A 2024 KFF survey found that about 12% of U.S. adults reported having taken a GLP-1 agonist medication at some point, and 54% of those who took it reported difficulty paying for the medication. The list price for Wegovy is $1,350 for a 28-day supply, but in March 2025, Novo Nordisk launched a direct-to-patient delivery pharmacy for those taking the medication without insurance coverage, charging $499 a month.
The pharmaceutical company said this was to help combat the “dangers of fake or illegitimate” semaglutide from compounding pharmacies, which had been allowed to copy the brand-name medications during a shortage driven by their popularity. The FDA had issued warnings about the safety of some compounded versions of semaglutide and, in February, declared an end to the shortage of the approved medication.

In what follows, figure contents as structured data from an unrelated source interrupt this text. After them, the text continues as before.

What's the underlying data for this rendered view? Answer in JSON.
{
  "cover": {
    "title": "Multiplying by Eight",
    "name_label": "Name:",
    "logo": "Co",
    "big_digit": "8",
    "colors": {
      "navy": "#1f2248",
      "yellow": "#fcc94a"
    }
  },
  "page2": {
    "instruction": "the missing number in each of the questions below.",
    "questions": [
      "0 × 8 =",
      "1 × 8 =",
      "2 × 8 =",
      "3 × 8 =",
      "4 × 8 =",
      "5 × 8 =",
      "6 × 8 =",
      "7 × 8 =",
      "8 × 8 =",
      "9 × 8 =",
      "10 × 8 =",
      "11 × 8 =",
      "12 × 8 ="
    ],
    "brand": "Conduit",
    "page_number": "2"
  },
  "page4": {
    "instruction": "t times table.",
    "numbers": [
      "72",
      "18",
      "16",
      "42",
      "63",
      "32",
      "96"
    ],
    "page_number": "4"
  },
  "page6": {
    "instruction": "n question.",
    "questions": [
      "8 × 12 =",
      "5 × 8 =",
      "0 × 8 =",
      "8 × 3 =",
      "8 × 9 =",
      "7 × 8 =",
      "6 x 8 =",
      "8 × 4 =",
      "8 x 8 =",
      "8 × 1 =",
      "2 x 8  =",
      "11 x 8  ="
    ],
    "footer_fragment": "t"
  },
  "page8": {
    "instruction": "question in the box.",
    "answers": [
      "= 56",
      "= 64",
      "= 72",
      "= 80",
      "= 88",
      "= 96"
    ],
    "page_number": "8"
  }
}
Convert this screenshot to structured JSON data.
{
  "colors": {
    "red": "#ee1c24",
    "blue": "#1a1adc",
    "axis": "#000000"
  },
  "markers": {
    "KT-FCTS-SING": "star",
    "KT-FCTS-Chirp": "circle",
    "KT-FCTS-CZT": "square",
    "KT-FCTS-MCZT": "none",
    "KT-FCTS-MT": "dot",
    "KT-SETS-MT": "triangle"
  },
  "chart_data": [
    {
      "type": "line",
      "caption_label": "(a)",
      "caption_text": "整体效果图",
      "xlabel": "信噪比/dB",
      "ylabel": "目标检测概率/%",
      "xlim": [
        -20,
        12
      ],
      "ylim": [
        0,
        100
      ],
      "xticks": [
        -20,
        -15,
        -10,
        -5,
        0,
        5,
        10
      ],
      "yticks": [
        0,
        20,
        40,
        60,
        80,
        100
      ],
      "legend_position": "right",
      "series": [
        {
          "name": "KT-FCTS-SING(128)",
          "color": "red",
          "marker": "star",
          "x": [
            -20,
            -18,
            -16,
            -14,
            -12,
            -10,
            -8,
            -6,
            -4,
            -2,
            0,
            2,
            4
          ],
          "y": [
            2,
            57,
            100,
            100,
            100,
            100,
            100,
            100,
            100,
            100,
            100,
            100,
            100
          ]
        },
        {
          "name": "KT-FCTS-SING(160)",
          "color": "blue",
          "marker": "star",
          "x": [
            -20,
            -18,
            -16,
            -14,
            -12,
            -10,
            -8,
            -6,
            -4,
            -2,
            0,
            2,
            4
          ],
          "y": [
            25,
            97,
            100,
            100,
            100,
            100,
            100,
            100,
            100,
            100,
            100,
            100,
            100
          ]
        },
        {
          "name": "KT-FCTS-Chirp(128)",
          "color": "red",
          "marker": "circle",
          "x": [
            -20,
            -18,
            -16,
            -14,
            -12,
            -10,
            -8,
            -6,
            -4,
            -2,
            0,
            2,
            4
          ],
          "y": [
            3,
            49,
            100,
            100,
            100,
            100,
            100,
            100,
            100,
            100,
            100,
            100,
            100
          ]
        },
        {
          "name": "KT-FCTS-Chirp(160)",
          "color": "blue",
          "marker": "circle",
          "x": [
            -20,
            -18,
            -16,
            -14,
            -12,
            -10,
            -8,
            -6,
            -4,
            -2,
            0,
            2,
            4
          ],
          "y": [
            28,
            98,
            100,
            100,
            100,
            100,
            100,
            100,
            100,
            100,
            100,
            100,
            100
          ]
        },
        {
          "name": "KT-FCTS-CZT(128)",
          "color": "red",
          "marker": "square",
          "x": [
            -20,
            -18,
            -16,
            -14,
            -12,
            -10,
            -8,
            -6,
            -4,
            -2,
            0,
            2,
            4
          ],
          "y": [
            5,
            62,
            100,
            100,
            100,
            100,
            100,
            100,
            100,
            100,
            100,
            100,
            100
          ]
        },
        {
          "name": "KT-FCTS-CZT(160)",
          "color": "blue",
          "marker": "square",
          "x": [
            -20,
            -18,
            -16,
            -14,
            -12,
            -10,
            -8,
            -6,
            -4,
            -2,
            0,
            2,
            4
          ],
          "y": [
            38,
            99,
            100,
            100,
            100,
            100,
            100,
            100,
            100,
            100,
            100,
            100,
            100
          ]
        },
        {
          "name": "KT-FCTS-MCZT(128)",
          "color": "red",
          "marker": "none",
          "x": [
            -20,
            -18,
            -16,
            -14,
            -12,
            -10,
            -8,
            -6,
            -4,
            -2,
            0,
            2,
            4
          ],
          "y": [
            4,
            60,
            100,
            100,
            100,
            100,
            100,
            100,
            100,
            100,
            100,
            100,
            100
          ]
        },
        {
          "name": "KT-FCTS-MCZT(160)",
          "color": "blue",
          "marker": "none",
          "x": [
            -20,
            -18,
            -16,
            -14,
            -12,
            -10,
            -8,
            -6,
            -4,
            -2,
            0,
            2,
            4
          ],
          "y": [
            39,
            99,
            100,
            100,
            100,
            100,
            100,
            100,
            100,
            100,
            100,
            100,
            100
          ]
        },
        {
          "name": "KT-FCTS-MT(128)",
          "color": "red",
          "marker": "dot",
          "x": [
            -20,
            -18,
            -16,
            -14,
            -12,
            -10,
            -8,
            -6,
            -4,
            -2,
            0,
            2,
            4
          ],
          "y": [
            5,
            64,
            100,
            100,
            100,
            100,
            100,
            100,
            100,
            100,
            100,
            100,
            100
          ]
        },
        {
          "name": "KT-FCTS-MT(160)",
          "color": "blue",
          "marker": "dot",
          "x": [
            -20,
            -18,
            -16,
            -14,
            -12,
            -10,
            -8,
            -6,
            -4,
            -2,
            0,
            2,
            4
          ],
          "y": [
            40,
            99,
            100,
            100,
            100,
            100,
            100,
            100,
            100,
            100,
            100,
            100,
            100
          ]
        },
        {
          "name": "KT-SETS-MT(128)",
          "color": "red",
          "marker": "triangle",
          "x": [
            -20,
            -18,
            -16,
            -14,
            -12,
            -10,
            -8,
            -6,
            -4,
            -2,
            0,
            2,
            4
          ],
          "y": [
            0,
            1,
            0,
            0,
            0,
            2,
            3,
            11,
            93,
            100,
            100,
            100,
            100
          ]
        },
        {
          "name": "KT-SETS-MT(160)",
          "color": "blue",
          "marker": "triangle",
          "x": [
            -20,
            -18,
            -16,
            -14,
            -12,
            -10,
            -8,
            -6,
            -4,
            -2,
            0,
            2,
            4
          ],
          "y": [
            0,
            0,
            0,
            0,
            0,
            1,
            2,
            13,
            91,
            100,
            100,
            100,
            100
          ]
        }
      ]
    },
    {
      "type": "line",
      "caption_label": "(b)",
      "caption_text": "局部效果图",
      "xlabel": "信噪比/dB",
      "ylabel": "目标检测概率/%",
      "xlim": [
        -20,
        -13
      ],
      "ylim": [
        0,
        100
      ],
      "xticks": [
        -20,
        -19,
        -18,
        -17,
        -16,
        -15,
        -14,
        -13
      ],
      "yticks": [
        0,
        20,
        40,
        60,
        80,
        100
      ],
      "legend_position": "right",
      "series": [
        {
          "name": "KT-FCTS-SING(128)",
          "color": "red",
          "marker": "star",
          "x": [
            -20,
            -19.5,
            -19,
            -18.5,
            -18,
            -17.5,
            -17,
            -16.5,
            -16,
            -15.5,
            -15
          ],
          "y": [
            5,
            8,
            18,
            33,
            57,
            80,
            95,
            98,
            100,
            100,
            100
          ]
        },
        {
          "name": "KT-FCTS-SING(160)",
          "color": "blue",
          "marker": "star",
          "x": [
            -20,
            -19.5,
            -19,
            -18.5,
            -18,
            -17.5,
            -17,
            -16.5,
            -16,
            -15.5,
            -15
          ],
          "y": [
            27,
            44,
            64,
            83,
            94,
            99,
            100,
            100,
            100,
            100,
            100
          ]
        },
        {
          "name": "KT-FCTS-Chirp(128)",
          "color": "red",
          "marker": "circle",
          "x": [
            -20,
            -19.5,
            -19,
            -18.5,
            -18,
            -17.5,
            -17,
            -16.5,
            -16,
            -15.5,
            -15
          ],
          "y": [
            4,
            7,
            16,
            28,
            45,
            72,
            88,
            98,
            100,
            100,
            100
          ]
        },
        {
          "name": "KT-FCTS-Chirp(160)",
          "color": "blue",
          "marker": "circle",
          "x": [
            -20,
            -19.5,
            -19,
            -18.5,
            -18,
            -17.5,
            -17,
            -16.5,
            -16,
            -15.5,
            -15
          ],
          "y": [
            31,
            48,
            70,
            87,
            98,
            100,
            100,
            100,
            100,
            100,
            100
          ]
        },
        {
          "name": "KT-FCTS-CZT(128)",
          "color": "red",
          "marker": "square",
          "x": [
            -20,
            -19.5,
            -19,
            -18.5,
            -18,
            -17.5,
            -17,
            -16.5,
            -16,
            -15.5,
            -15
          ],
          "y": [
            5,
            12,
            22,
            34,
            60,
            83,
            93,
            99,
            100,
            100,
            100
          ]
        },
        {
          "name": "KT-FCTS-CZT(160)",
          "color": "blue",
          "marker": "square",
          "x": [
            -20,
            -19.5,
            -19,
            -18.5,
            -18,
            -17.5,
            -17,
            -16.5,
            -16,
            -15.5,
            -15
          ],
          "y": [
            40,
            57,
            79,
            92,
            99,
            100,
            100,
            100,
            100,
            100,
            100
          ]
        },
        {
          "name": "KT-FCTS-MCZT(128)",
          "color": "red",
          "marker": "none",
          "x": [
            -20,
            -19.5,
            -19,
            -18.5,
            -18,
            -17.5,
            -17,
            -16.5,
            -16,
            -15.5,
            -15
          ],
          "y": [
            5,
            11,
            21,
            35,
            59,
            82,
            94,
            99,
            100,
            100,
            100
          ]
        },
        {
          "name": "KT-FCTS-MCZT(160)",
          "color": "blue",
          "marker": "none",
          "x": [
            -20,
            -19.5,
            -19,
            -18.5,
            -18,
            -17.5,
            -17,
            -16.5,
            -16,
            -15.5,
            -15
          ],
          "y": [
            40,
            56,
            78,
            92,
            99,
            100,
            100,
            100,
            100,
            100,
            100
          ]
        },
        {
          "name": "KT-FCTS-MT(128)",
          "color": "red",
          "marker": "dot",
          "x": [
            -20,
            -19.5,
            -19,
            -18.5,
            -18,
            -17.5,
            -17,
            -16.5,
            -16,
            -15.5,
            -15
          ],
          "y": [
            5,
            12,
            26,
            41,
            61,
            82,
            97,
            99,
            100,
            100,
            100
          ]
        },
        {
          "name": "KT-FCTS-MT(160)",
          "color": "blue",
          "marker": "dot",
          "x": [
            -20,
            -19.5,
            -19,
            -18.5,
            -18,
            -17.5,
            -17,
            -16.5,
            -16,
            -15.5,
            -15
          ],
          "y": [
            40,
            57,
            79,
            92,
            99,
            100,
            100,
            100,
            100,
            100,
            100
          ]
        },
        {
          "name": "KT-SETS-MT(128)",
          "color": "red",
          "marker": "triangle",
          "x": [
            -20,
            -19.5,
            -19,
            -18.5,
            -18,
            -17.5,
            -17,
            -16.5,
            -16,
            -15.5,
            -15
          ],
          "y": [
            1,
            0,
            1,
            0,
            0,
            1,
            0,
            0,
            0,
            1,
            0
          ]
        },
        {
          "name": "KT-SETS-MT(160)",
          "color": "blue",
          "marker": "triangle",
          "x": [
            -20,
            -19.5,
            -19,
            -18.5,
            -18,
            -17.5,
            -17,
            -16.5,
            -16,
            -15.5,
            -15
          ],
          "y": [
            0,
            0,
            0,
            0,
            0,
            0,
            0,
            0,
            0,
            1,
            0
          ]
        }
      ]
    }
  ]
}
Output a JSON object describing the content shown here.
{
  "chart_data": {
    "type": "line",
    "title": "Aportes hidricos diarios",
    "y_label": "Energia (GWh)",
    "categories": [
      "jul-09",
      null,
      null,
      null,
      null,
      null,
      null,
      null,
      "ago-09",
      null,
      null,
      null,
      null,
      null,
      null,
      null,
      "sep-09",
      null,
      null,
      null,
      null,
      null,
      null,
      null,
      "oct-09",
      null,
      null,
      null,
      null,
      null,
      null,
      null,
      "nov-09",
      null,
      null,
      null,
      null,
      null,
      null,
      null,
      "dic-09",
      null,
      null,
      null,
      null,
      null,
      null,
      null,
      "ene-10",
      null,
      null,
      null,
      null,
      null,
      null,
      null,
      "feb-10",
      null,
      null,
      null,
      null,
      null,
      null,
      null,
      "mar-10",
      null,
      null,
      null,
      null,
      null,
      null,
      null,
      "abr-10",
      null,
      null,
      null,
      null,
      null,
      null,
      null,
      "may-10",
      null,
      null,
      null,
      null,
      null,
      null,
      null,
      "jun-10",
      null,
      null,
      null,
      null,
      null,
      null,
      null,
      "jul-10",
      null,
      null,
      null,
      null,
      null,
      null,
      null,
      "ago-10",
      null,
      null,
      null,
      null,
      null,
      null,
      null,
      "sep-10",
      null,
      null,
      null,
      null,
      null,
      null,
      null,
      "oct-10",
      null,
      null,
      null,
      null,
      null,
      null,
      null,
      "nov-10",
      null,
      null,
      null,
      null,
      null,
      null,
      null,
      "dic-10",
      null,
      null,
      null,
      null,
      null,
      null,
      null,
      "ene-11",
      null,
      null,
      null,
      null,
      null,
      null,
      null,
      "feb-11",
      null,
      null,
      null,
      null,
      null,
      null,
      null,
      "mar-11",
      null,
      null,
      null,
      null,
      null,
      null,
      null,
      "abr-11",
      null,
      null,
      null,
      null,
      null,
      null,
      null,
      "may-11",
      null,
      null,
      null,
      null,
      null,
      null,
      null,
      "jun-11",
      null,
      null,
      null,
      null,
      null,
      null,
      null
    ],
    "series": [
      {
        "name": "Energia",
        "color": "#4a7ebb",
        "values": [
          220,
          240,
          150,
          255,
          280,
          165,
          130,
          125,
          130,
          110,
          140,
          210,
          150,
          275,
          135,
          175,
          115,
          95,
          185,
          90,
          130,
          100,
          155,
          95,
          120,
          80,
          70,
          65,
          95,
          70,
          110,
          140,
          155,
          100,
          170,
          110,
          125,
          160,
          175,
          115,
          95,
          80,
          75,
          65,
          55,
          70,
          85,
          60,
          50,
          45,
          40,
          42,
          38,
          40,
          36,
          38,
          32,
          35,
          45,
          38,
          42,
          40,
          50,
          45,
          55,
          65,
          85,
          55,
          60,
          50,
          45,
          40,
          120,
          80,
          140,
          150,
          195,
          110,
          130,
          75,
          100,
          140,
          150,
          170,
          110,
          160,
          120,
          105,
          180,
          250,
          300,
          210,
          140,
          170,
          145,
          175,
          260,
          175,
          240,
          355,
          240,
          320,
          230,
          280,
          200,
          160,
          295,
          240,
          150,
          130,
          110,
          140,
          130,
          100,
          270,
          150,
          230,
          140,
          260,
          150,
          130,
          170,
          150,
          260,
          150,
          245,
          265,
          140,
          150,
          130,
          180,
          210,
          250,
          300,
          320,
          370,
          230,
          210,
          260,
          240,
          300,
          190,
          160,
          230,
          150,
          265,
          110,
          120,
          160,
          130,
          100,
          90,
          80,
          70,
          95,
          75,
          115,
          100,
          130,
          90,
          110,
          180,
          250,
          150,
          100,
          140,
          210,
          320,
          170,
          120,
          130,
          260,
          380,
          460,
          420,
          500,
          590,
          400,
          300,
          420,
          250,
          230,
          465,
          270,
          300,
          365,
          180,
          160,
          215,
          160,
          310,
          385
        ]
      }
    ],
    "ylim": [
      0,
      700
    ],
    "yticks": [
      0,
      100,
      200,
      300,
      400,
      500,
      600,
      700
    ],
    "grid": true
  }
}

The medications, which are administered as injections, also have several unpleasant side effects, such as nausea, vomiting, diarrhea, constipation, stomach pain, and pancreatitis, as well as the rare serious side effects of acute pancreatitis, stomach paralysis, and gallbladder disorders.
A Blue Cross Blue Shield analysis of insurance records from 2014 to 2023 found that about half of those prescribed a GLP-1 agonist stopped taking it within 12 weeks. Clinical data show that patients often regain weight after discontinuing use.
While pharmaceutical companies and academic scientists are currently working on new and improved formulations of GLP-1 agonists with more targeted benefits and fewer side effects, Grigson says more data are needed and it’s important to avoid off-label use of existing GLP-1 agonists while the research is being done.
“We have a lot of work to do, and we do need the support of the NIH [National Institutes of Health] and sometimes pharmaceutical companies in order to get the testing done,” she says.
Yammine, who conducted a pilot study for use of GLP-1 agonist medication for smoking cessation, adds that, though the results were promising, they are preliminary and need to be validated in larger randomized clinical trials. Another issue is that participants in her studies are people who have prediabetes or are overweight or obese, so the results may not be generalizable to people without these conditions.
But for a condition as widespread and devastating as addiction, Yammine is eager to help put an additional tool in the treatment toolbox.
“These medications can make a huge deal of difference in the treatment of addiction if they show efficacy,” Yammine says. “That’s our hope; that is why we are doing the research that we are doing.”